Once we have it we can call mount syscall:

func mountImageOverlay(manifest *registry.DockerManifest, target string) error {
	err := createMountTargetDirs(target)
	if err != nil {
		return err
	}
	// get layer locations converted into mount options
	mountOptions := prepareOverlayMountOptions(manifest, target)

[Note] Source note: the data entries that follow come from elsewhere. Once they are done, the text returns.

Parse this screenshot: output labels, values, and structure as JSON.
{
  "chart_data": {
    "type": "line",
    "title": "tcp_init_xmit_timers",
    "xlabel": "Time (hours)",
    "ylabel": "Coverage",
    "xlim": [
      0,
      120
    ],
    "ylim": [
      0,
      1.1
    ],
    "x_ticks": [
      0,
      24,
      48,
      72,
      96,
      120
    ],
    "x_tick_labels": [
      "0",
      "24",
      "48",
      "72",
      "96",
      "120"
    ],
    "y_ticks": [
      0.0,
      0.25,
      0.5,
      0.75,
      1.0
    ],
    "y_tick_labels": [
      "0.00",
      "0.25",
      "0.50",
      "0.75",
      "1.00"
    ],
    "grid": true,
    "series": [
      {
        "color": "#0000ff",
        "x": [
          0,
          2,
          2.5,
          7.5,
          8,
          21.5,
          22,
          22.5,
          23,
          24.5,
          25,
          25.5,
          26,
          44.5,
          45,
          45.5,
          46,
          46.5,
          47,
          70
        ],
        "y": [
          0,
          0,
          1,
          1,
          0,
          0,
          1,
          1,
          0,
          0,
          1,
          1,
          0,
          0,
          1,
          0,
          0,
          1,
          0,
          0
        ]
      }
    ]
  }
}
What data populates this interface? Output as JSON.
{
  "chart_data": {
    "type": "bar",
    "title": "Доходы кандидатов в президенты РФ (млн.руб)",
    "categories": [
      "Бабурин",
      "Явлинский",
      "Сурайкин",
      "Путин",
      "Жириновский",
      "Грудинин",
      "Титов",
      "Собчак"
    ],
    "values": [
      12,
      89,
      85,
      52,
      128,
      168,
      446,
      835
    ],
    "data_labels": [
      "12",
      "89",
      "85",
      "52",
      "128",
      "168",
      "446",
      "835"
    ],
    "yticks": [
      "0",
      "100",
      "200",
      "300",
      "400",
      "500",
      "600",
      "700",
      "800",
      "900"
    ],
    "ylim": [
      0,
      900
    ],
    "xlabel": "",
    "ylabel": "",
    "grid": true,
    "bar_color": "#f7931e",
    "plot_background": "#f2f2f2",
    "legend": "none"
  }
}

	// we could do os.exec here and use os mount command, but go have syscall support so lets use it
	err = syscall.Mount("overlay", filepath.Join(target, "rootfs"), "overlay", 0, mountOptions)
	if err != nil {
		return err
	}
	return nil
}

As I said, nothing super fancy in this part. Plain simple mount call that produces all the layers we downloaded as a single mount point. In next posts we will use it as starting point for running containerized processes. Now time for some …

Sum up

In this post I’ve explained in quite detail how to download and unpack docker image. I’ve also showed how to merge it all into single mount point. All code snippets are from full example app that you can find on GitHub. Start analyze from tmpcli/tmpcli.go. It will be base for my next post in the series. Needs to be run as root to have overlay mount privileges. Here how it looks when started:

root@host# ./tmpcli -n test_cnt -i postgres:10
2017/09/26 14:41:39 Downloading and unpacking layer: sha256:219d2e45b4afc3d80375a2fcf76505684de01f55027fb35a691099f0e538fdd8
2017/09/26 14:41:59 Downloading and unpacking layer: sha256:87b4d6274d7716c4dbf67b92c421750ef3a6513e385dd48a47146219c7a3d77e
2017/09/26 14:42:02 Downloading and unpacking layer: sha256:2569a32ee6dd4d651bd02f3ea71f60d9bc6969c70c26d6306a7b72cbb1870393
2017/09/26 14:42:03 Downloading and unpacking layer: sha256:23b4d0fc31922c229cb33c7c7e01ca0f16ece5822121f709f3a2b61149c07e68
2017/09/26 14:42:03 Downloading and unpacking layer: sha256:8275aae461c7d8db771c1c9b3bcbf3a2956555e62e552f4f5d725c56593aac7f
2017/09/26 14:42:06 Downloading and unpacking layer: sha256:45087ee6fc31c023b9208ea548b0490c254cf452728d877cbb1b1cc9906858f0
2017/09/26 14:42:07 Downloading and unpacking layer: sha256:2d2265f720a6572f001f677339179495c0cd3c90403e22bdfdeed22d8b81f5d9
2017/09/26 14:42:07 Downloading and unpacking layer: sha256:48edada1b7d52064240f510fc7580c02cd355c0d7390454693677bfcdc73118e
2017/09/26 14:42:34 Downloading and unpacking layer: sha256:854fe48abde873832b75f5b7c0d13a3585fbe3c189a4cb66ebdd9d25bb3665a2
2017/09/26 14:42:34 Downloading and unpacking layer: sha256:db74cc6e6ab4315e2233c9482ca33e5ffa46ed826eb5ed8f9553c67c7645c054
2017/09/26 14:42:35 Downloading and unpacking layer: sha256:f9a283997561a1e97c8bd89be09ddcee9a9b2f5f02ee171cd25caec5f5fca8e6
2017/09/26 14:42:35 Downloading and unpacking layer: sha256:f7ebe3ec6405cfa9d0fe72d384a0dde22b249dc906bcdd3d3292599b8d72680b
2017/09/26 14:42:35 Downloading and unpacking layer: sha256:f3a94ccb293fbf3035f8af2fcc55ed0b777a9650cfe2be70c7e82ec33a761b58
2017/09/26 14:42:35 Root path:  /tmp/cme/containers/test_cnt/rootfs
root@host# chroot /tmp/cme/containers/test_cnt/rootfs/
root@inchroot# /usr/bin/psql --version
...
psql (PostgreSQL) 10rc1

We can also see how upperdir gets updated with all changes to the “container” file system:

root@host# ls -l /tmp/cme/containers/test_cnt/upper/root/
-rw------- 1 root root 49 09-26 14:47 /tmp/cme/containers/test_cnt/upper/root/.bash_history

each change will be stored there so this will be the place from which you create next layer in your image. Want to have custom docker image builder? Just mount base image and run some commands on it. Next layer will be in upperdir, pack it, repeat whole process if needed. It could be nice exercise. Hope that it was not boring and you’ve made it to the end. Also that you now know a lot more about docker image internals.